You cannot create an Org Limit, since Salesforce sets the allocations for your edition and license count. What you can configure is monitoring, so the org warns you before a ceiling is reached. The main tool is an API Usage notification, set up in Setup under Company Information.
- Open API usage notifications
In Setup, go to Company Information, then find the API Usage Notifications related area, or search Setup for API Usage Notifications directly.
- Create a notification
Add a new notification, choose the recipient user, and set the threshold percentage of the Daily API Request Limit you want to be warned at.
- Set the interval
Choose how frequently the alert repeats while the threshold stays breached, then save. Add a second, higher-threshold notification for escalating urgency.
- Cross-check with the Limits API
For automated reactions, call /services/data/vXX.0/limits on a schedule and alert when Remaining for DailyApiRequests, DataStorageMB, or FileStorageMB drops too low.
The user who receives the threshold email. Pick a monitored team alias or an admin who acts on alerts, not a personal inbox that may go unwatched.
The share of the Daily API Request Limit that triggers the email, for example 50, 80, or 90 percent. Lower thresholds give earlier warning and more lead time to react.
How often a breaching threshold re-sends. Common pairings are 50 percent every 24 hours, 80 percent every four hours, and 90 percent every hour for tightening urgency.
Not a notification setting, but the Storage Usage page in Setup is where you confirm data and file storage headroom and see which objects consume the most space.

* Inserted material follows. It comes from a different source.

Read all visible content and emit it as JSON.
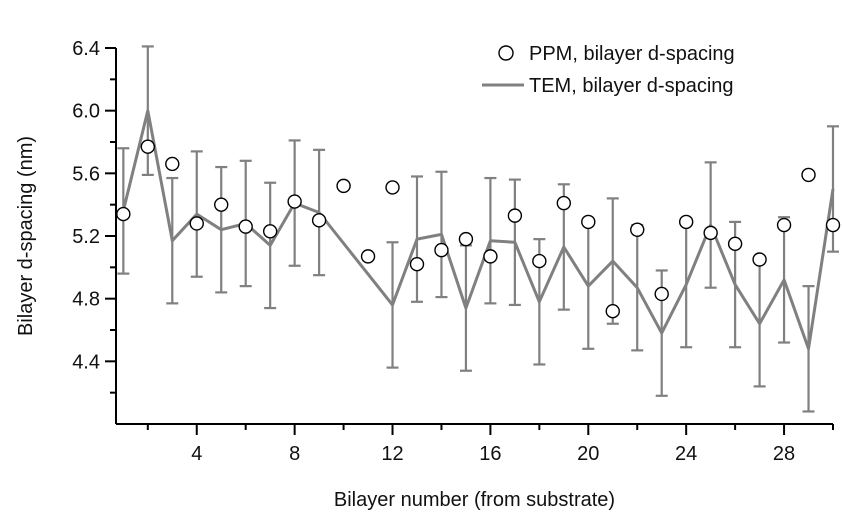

- API Usage notifications cover the daily API request count, not storage; watch storage separately on the Storage Usage page or via DataStorageMB in the Limits API.
- The Limits API values lag real consumption by up to about five minutes, so treat them as near-real-time, not exact gating thresholds.
- The daily API limit is a rolling 24-hour window, not a fixed midnight reset, so a spike can keep you over the line longer than you expect.
- Raising the ceiling usually means buying capacity or licenses; tune integration design first, because batching often removes the need entirely.